Having visited the club last winter this column can highly recommend a trip to Deepdale if you want to support its huge current Irish contingent which has just lost Greg Cunningham to injury.
Grab a cheap flight to Manchester airport which has direct train links to Preston and a taxi from the train station to the ground is less than a tenner.
It is the sort of straightforward trip from Ireland even Davey Drew couldn't cock up.
Drink culture alive and well
The All Blacks' 54-34 victory over Australia in their Bledisloe Cup opener caught the eye but it wasn't the most shocking rugby story of the weekend.
No, that was surely Joe Marler's revelation about his mis-education on the Lions Tour.
Despite all those iron-pumping videos it appears that one aspect of rugby's touring culture is still alive, if we're to believe the Harlequins prop.
Asked by the 'Sunday Telegraph' what he had learned most on the tour, he replied: "How to drink".
Fair enough, Marler was part of the so-called 'dirt-trackers', those players relegated to mid-week playing roles, but it was still a bit surprising to hear him say: "my drinking ability had to step up a bit.
"It was a different tour particularly for the midweek 'veg' as we were labelled. It was more like an old-school sort of tour basically.
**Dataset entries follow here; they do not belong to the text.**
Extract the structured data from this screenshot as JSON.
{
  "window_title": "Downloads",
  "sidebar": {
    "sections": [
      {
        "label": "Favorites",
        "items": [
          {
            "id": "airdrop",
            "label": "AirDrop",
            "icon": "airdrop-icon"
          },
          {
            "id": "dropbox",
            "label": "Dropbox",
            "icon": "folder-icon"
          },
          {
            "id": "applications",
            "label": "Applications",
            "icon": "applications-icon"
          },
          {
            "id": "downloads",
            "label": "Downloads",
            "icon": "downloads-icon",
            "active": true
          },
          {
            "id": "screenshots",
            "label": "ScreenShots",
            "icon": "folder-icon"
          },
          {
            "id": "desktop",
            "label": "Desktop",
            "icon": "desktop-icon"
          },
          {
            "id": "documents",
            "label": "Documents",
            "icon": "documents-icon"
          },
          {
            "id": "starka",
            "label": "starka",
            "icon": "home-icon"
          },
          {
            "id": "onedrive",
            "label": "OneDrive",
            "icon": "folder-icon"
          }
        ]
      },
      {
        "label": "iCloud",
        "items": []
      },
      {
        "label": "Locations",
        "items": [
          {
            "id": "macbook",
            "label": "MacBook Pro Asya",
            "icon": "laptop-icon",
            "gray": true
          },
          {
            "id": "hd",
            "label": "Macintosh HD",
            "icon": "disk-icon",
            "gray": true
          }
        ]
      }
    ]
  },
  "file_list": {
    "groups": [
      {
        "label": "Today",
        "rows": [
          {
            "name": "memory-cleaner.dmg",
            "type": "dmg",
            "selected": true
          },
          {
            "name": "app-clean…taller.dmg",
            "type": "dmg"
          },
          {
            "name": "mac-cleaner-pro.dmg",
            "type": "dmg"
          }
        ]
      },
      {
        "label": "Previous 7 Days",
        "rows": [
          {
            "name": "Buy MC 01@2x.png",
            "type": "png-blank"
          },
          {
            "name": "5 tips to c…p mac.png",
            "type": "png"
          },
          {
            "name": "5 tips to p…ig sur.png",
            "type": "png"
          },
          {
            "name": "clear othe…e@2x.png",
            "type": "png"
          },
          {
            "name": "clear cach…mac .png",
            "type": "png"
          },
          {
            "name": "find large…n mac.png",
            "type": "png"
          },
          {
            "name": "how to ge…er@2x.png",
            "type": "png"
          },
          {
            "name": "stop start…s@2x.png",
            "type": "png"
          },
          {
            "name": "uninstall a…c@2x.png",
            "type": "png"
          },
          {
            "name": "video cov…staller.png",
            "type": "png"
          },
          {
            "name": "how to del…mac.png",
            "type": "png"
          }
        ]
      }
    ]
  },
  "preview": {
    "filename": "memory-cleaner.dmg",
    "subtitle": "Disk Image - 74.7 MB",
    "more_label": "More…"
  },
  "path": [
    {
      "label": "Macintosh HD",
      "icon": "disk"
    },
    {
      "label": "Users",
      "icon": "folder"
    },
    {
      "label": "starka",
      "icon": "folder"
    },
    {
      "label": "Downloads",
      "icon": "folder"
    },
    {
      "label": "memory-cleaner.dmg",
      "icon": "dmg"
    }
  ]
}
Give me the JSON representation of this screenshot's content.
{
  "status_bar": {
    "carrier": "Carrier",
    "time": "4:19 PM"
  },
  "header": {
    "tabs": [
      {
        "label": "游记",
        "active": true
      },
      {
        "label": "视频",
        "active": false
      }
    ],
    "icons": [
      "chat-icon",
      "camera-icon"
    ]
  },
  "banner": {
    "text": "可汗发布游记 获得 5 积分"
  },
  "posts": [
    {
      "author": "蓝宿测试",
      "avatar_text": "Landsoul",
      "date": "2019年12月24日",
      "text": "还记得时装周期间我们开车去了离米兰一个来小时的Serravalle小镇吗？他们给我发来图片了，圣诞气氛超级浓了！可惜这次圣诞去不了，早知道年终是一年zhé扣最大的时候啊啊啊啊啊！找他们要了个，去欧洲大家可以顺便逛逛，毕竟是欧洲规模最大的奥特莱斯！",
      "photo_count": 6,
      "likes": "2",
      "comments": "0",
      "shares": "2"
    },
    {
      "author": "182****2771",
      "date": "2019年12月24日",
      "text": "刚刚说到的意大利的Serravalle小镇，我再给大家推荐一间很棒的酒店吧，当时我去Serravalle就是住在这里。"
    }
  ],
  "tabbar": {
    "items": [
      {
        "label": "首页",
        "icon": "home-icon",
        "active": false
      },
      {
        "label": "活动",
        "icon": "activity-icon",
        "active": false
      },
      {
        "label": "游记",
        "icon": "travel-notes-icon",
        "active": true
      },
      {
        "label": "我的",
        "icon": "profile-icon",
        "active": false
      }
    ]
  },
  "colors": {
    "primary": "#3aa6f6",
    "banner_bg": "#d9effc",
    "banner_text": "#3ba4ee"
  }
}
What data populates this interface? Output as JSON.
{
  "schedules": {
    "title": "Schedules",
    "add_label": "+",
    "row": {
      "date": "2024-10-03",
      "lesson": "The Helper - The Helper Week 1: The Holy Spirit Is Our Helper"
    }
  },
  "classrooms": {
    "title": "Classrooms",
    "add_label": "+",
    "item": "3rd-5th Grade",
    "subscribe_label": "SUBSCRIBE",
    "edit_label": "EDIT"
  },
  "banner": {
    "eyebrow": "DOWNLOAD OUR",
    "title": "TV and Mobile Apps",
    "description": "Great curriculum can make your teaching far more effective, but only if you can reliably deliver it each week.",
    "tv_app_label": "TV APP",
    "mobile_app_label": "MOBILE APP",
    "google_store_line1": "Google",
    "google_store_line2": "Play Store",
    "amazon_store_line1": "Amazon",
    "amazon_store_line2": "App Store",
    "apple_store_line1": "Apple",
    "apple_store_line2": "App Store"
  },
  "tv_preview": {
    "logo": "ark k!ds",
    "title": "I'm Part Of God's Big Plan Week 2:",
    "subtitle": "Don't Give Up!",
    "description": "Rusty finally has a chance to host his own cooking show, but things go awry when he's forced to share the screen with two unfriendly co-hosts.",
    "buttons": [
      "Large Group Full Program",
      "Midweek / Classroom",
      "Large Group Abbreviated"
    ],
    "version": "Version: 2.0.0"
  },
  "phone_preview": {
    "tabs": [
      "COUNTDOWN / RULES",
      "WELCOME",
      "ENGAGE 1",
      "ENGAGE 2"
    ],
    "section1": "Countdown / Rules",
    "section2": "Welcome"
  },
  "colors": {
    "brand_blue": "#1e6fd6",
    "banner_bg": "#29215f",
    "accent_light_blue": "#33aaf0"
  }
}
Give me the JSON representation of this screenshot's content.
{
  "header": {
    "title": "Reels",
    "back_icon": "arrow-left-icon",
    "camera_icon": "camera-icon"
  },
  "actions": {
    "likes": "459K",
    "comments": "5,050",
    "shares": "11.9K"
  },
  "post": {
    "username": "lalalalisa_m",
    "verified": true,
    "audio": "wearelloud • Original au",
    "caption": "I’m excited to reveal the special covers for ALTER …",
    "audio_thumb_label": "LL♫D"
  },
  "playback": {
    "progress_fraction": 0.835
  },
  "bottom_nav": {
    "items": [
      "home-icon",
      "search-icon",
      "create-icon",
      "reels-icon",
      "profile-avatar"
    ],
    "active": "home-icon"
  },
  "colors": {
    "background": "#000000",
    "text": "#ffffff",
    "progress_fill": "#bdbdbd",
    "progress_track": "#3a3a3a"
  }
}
I didn't expect it - I thought those days are kind of gone now.
"Rory Best is the one to blame for that," he added. "He is the one to blame for every time I spoke to my wife on FaceTime she said: 'are you pissed again?' And I was: 'Of course not'. That is probably the biggest thing I learnt."
In today's media-coached 'say nothing' pro-sport culture, we salute the mohawked one.